В палате царственной Хосрова — ни одну

Услугу не забыть велит Михин-Бану.

У шаха день и ночь веселый блеск во взоре:

Пьет горькое вино он Сладостной на горе.


Гянджеви Низами - Пять поэм


Хосров весело пирует в Берда'а у Михин-Бану. Глава завершается рассуждением о бренности всего земного и о том, что в этой жизни надо ловить мгновения радости.

Хосров уже хмелен. Не медлит кравчий. Звуки

Порхают: чанг поет о встречах, о разлуке.

Рабыня нежная вошла, потупя взгляд,

И вот услышал он — пропавший найден клад:

«Шапур приема ждет. Впустить его иль надо

Сказать, что поздний час для встречи с ним — преграда?»

Хосров обрадован.
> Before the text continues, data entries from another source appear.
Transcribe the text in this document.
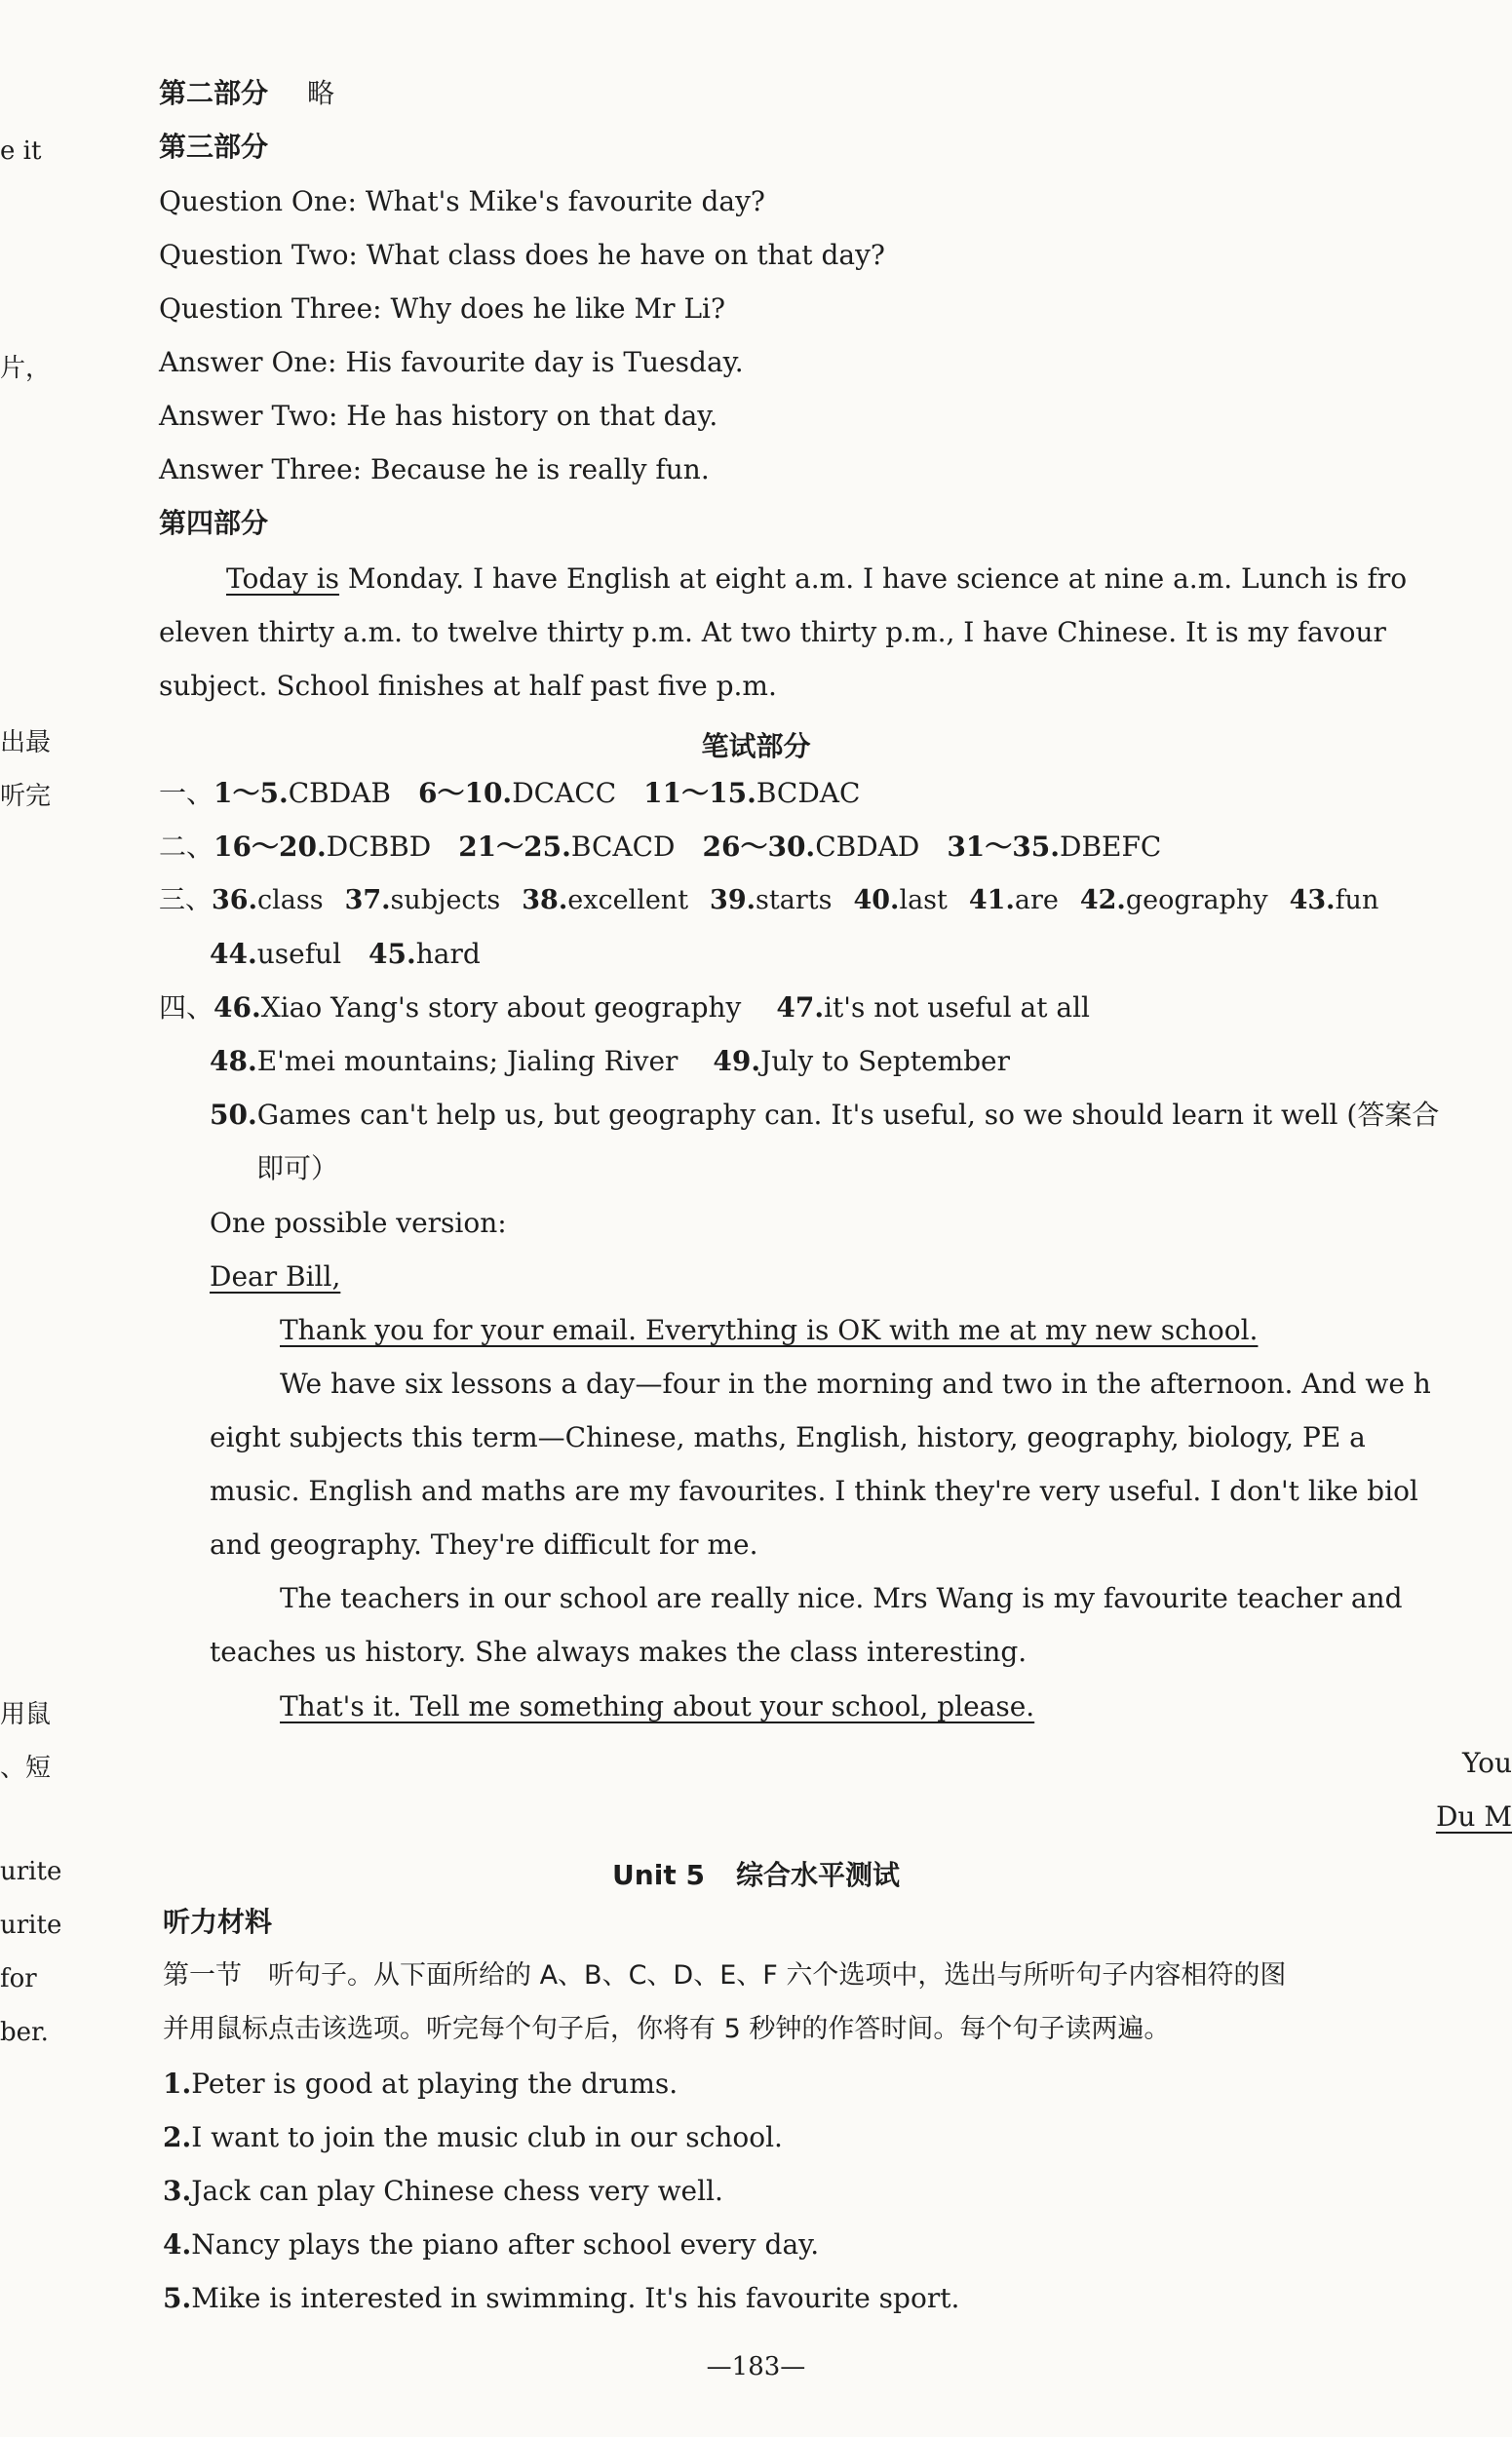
e it
片，
出最
听完
用鼠
、短
urite
urite
for
ber.
第二部分 略
第三部分
Question One: What's Mike's favourite day?
Question Two: What class does he have on that day?
Question Three: Why does he like Mr Li?
Answer One: His favourite day is Tuesday.
Answer Two: He has history on that day.
Answer Three: Because he is really fun.
第四部分
Today is Monday. I have English at eight a.m. I have science at nine a.m. Lunch is fro
eleven thirty a.m. to twelve thirty p.m. At two thirty p.m., I have Chinese. It is my favour
subject. School finishes at half past five p.m.
笔试部分
一、1～5.CBDAB 6～10.DCACC 11～15.BCDAC
二、16～20.DCBBD 21～25.BCACD 26～30.CBDAD 31～35.DBEFC
三、36.class 37.subjects 38.excellent 39.starts 40.last 41.are 42.geography 43.fun
44.useful 45.hard
四、46.Xiao Yang's story about geography 47.it's not useful at all
48.E'mei mountains; Jialing River 49.July to September
50.Games can't help us, but geography can. It's useful, so we should learn it well (答案合
即可）
One possible version:
Dear Bill,
Thank you for your email. Everything is OK with me at my new school.
We have six lessons a day—four in the morning and two in the afternoon. And we h
eight subjects this term—Chinese, maths, English, history, geography, biology, PE a
music. English and maths are my favourites. I think they're very useful. I don't like biol
and geography. They're difficult for me.
The teachers in our school are really nice. Mrs Wang is my favourite teacher and
teaches us history. She always makes the class interesting.
That's it. Tell me something about your school, please.
You
Du M
Unit 5 综合水平测试
听力材料
第一节　听句子。从下面所给的 A、B、C、D、E、F 六个选项中，选出与所听句子内容相符的图
并用鼠标点击该选项。听完每个句子后，你将有 5 秒钟的作答时间。每个句子读两遍。
1.Peter is good at playing the drums.
2.I want to join the music club in our school.
3.Jack can play Chinese chess very well.
4.Nancy plays the piano after school every day.
5.Mike is interested in swimming. It's his favourite sport.
—183—
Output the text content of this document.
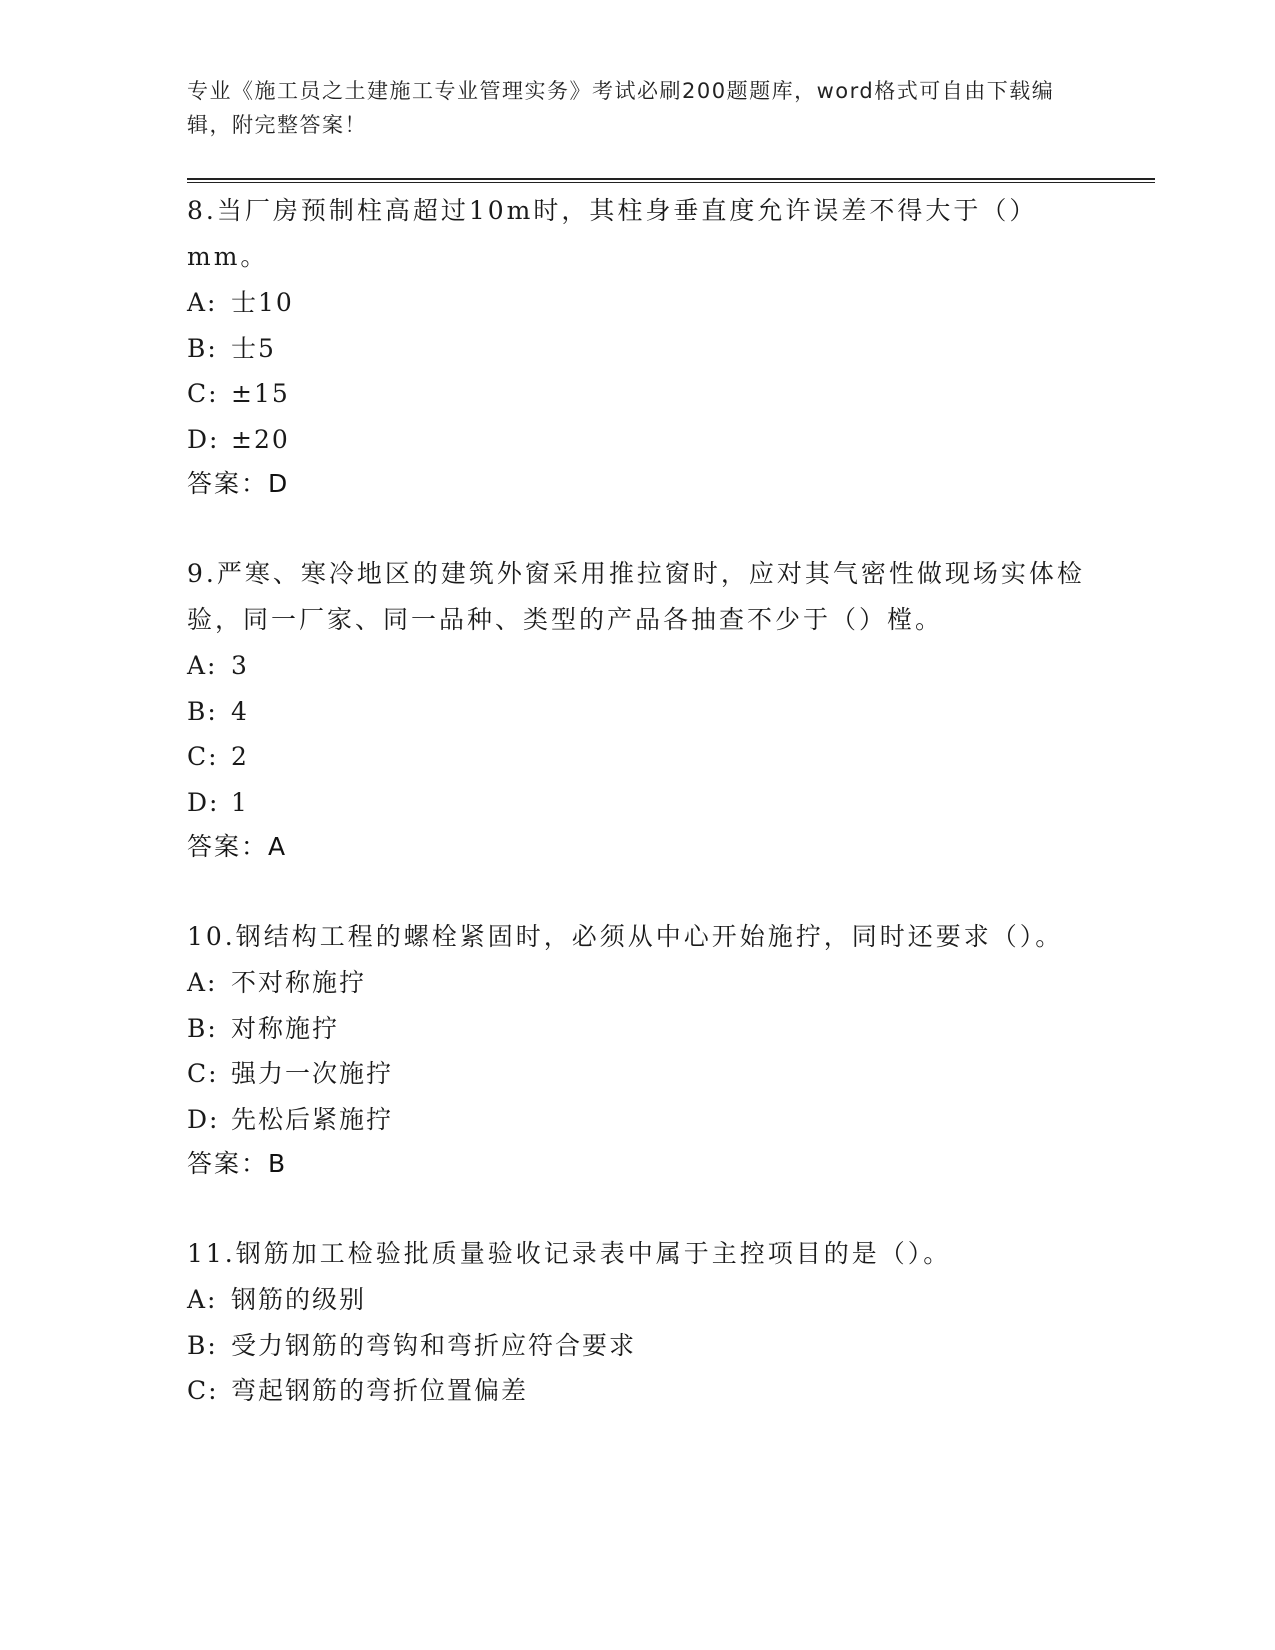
专业《施工员之土建施工专业管理实务》考试必刷200题题库，word格式可自由下载编辑，附完整答案！
8.当厂房预制柱高超过10m时，其柱身垂直度允许误差不得大于（）mm。
A: 士10
B: 士5
C: ±15
D: ±20
答案：D
9.严寒、寒冷地区的建筑外窗采用推拉窗时，应对其气密性做现场实体检验，同一厂家、同一品种、类型的产品各抽查不少于（）樘。
A: 3
B: 4
C: 2
D: 1
答案：A
10.钢结构工程的螺栓紧固时，必须从中心开始施拧，同时还要求（）。
A: 不对称施拧
B: 对称施拧
C: 强力一次施拧
D: 先松后紧施拧
答案：B
11.钢筋加工检验批质量验收记录表中属于主控项目的是（）。
A: 钢筋的级别
B: 受力钢筋的弯钩和弯折应符合要求
C: 弯起钢筋的弯折位置偏差
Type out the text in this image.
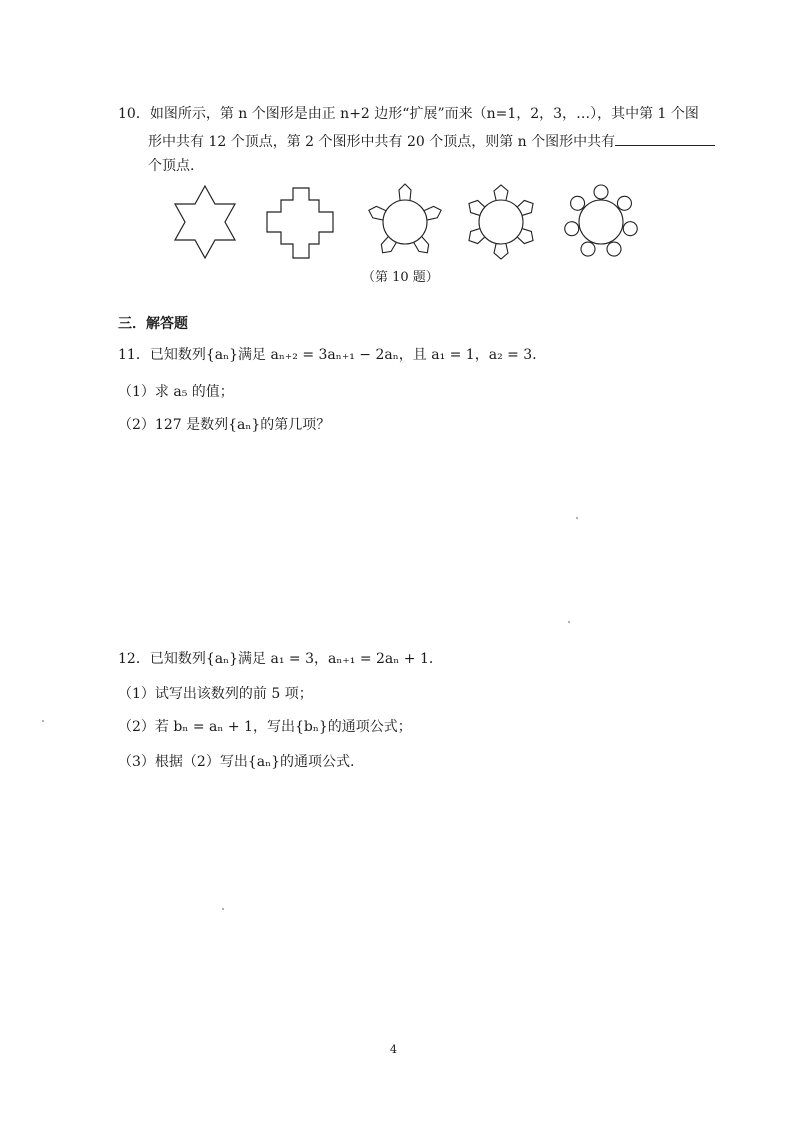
10．如图所示，第 n 个图形是由正 n+2 边形“扩展”而来（n=1，2，3，…），其中第 1 个图
形中共有 12 个顶点，第 2 个图形中共有 20 个顶点，则第 n 个图形中共有
个顶点.
（第 10 题）
三．解答题
11．已知数列{aₙ}满足 aₙ₊₂ = 3aₙ₊₁ − 2aₙ，且 a₁ = 1，a₂ = 3．
（1）求 a₅ 的值；
（2）127 是数列{aₙ}的第几项？
12．已知数列{aₙ}满足 a₁ = 3，aₙ₊₁ = 2aₙ + 1．
（1）试写出该数列的前 5 项；
（2）若 bₙ = aₙ + 1，写出{bₙ}的通项公式；
（3）根据（2）写出{aₙ}的通项公式.
4
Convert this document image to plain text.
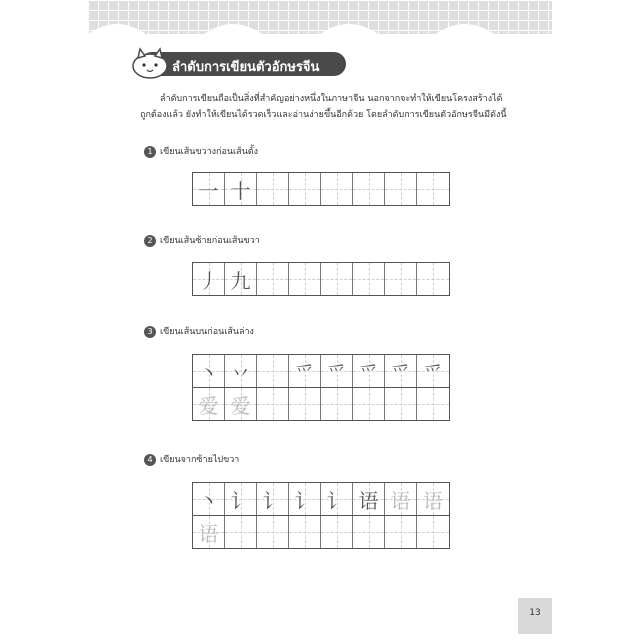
ลำดับการเขียนตัวอักษรจีน
ลำดับการเขียนถือเป็นสิ่งที่สำคัญอย่างหนึ่งในภาษาจีน นอกจากจะทำให้เขียนโครงสร้างได้
ถูกต้องแล้ว ยังทำให้เขียนได้รวดเร็วและอ่านง่ายขึ้นอีกด้วย โดยลำดับการเขียนตัวอักษรจีนมีดังนี้
1 เขียนเส้นขวางก่อนเส้นตั้ง
一 十
2 เขียนเส้นซ้ายก่อนเส้นขวา
丿 九
3 เขียนเส้นบนก่อนเส้นล่าง
丶 丷 爫 爫 爫 爫 爫
爱 爱
4 เขียนจากซ้ายไปขวา
丶 讠 讠 讠 讠 语 语 语
语
13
Вскочил, затем на трон

Себя принудил сесть, к рассудку возвращен.

Он входа распахнуть велит сейчас же полог.[173]

Дух закипел: ведь был срок ожиданья долог,

И жил с душою он, раздвоенной мечом,

И скорбной тьмой одет, и радостным лучом.

Мы ждем — и сердце в нас разбито на две части;

Взор не сводить с дорог — великое несчастье.

Невзгода каждая терзает нашу грудь,

Невзгоды худшей нет — безлюдным видеть путь.

Коль в горести, о друг, ты смотришь на дорогу,—

Со счастьем дни твои идти не могут в ногу.

И вот Шапур вошел — Парвиз его позвал,—

И поцелуями он прах разрисовал.[174]

И, стан расправивши, стоял он недвижимо,

С покорностью, что нам в рабах вседневно зрима.

И, на художника склонив приветный взор,

Хосров сказал: «Друзья, покиньте мой шатер».

Шапура он спросил про горы и про реки,

Про все, на что Шапур в скитаньях поднял веки.

С молитвы начал речь разумный человек:

«Пусть шаха без конца счастливый длится век!

Войскам его всегда лететь победной тучей.

С его чела не пасть венцу благополучии.

Его желаниям — удаче быть вождем.

Пусть дни его твердят: «Мы лишь удачи ждем».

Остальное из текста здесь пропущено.